Streams will burst forth in the desert, / and rivers in the steppe. / The burning sands will become pools, / and the thirsty ground, springs of water. . . .
Isaiah 35: 6
In today’s gospel Jesus heals the crippled man who has been brought to him, with some difficulty, by his friends. The friends’ love of the paralyzed man brooks no obstacles to caring for him, be it the physical difficulties in getting him to Jesus or the threat of embarrassment or shame that could arise out of religious custom or social ridicule. Even before Jesus cures the man the friendship in his afflicted life is a stream in the desert and a spring of water in the thirsty ground. Jesus but ratifies and brings to fullness the power and the life in such a love in the midst of suffering.
More than ever during this early winter in the United States, an exceptionally warm one so far, I find myself attracted to the beauty of the leafless, barren trees around me. In their starkness and simplicity the beauty of their simple lines and their solidity in their vulnerability appeals to me as increasing age diminishes my energy for performance and my need for social accommodation. There is, in truth, the life and potential of next year’s growth and flowering within the unadorned and apparently barren skeleton of the naked tree which stands out, limb by limb, against the gray sky.
In today’s passage from Isaiah we hear that when the glory of the Lord comes all that appears lifeless and barren to us will be seen to, in fact, be filled with life and to be sources of nourishment. A teacher of ours would often tell us that when a person would come to us with deep hurt, suffering, even apparent self-destructive tendencies, our work with them was to seek out the signs of life in that action or experience. To live in faith is to believe and to trust that underneath whatever is there courses the deep, abiding, creative love of the God who is love and life. In today’s gospel the life resides in Jesus, of course, but also in the sinful paralyzed man and in the ordinary, unspectacular but life-filled love of his friends. The are at once the paralyzed and foolish ones, but the water of love and grace abides beneath that surface. Love and life is absent in those who deny their humanity and adorn themselves with apparent faith and self-justification.
We are reminded today not to judge where the life is, in others or ourselves, because our worldly view is likely to get it wrong.
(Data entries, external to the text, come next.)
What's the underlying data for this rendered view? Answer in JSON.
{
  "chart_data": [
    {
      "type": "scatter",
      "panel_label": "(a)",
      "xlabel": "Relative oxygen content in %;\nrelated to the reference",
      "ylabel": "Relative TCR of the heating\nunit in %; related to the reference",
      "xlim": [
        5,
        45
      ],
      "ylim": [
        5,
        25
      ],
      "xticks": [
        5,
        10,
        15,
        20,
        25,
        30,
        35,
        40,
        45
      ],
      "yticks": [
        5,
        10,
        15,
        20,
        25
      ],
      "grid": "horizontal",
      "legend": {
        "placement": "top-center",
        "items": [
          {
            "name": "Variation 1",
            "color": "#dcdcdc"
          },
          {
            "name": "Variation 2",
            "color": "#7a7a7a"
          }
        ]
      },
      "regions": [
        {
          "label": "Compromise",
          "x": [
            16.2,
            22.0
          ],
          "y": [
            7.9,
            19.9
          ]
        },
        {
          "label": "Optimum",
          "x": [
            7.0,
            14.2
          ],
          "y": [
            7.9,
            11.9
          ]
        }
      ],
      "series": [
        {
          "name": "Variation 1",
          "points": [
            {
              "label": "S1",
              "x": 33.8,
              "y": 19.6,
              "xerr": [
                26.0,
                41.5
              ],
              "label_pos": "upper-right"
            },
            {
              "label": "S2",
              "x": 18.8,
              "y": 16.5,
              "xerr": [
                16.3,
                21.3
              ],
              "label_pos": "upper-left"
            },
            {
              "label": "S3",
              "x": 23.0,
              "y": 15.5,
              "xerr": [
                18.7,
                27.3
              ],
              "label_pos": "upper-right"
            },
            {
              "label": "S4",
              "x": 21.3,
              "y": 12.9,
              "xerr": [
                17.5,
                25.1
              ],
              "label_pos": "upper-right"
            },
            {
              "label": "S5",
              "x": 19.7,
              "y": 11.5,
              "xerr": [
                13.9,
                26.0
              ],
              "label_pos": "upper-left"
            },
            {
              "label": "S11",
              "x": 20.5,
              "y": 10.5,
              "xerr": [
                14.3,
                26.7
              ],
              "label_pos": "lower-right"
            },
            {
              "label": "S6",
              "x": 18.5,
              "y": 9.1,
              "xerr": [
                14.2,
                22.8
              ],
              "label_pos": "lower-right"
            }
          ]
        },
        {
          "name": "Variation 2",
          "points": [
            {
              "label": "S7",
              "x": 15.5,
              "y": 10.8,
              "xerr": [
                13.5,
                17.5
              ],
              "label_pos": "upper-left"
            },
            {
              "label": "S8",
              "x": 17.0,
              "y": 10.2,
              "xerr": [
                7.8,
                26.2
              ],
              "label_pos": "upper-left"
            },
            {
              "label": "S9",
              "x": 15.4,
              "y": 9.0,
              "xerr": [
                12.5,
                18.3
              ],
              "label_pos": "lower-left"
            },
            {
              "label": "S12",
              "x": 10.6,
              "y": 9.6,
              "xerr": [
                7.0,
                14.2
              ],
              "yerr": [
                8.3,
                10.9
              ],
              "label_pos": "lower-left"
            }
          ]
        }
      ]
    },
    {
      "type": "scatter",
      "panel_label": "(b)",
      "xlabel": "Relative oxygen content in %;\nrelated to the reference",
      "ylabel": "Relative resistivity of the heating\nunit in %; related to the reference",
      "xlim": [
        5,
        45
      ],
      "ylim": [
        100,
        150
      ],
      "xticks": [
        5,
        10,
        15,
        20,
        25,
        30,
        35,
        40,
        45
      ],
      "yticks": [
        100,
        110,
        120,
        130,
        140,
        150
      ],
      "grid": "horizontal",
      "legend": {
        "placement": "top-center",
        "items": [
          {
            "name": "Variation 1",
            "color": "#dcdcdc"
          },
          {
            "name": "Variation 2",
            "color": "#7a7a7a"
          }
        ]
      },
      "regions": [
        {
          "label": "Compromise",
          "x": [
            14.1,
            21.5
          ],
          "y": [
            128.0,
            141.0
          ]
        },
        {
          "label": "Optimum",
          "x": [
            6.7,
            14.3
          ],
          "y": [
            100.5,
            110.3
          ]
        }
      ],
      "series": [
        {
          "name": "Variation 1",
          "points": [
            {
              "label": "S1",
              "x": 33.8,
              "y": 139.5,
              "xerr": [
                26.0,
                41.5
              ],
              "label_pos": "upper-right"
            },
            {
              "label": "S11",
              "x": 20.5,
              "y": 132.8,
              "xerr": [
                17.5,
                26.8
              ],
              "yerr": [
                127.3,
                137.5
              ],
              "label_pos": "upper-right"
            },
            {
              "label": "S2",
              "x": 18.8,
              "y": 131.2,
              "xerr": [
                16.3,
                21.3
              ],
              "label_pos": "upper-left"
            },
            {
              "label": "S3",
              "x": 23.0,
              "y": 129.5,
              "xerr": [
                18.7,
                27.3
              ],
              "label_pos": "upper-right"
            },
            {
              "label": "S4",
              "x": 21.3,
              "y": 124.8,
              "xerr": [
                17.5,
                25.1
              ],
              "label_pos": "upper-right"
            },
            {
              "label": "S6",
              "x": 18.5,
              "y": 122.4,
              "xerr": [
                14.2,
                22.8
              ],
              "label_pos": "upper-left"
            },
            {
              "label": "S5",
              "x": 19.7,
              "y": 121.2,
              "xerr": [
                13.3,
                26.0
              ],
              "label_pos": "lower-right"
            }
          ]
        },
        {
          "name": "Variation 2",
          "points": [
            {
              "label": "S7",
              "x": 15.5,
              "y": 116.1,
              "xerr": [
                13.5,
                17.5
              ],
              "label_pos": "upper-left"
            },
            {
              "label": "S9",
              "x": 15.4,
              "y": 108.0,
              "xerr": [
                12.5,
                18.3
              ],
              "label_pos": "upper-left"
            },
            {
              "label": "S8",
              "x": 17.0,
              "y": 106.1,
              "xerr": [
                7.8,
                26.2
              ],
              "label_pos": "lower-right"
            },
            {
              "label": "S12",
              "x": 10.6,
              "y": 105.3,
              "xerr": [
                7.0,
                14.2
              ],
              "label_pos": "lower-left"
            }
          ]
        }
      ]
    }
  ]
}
Perhaps in those memories and experiences that seem darkest and most painful there abides the presence and the call of a creative and transformative love. May we look again, that is respect, and investigate deeply those aspects of life which faithlessly we tend to repress or ignore. With such faithful “respect” we may well come to realize the life and love we have been given in and through what may seem to us stark, fragile, and barren.
The sad things that happened long ago will always remain part of who we are just as the glad and gracious things will too, but instead of being a burden of guilt, recrimination, and regret that make us constantly stumble as we go, even the saddest things can become, once we have made peace with them, a source of wisdom and strength for the journey that still lies ahead. It is through memory that we are able to reclaim much of our lives that we have long since written off by finding that in everything that has happened to us over the years God was offering us possibilities of new life and healing which, though we may have missed them at the time, we can still choose and be brought to life by and healed by all these years later.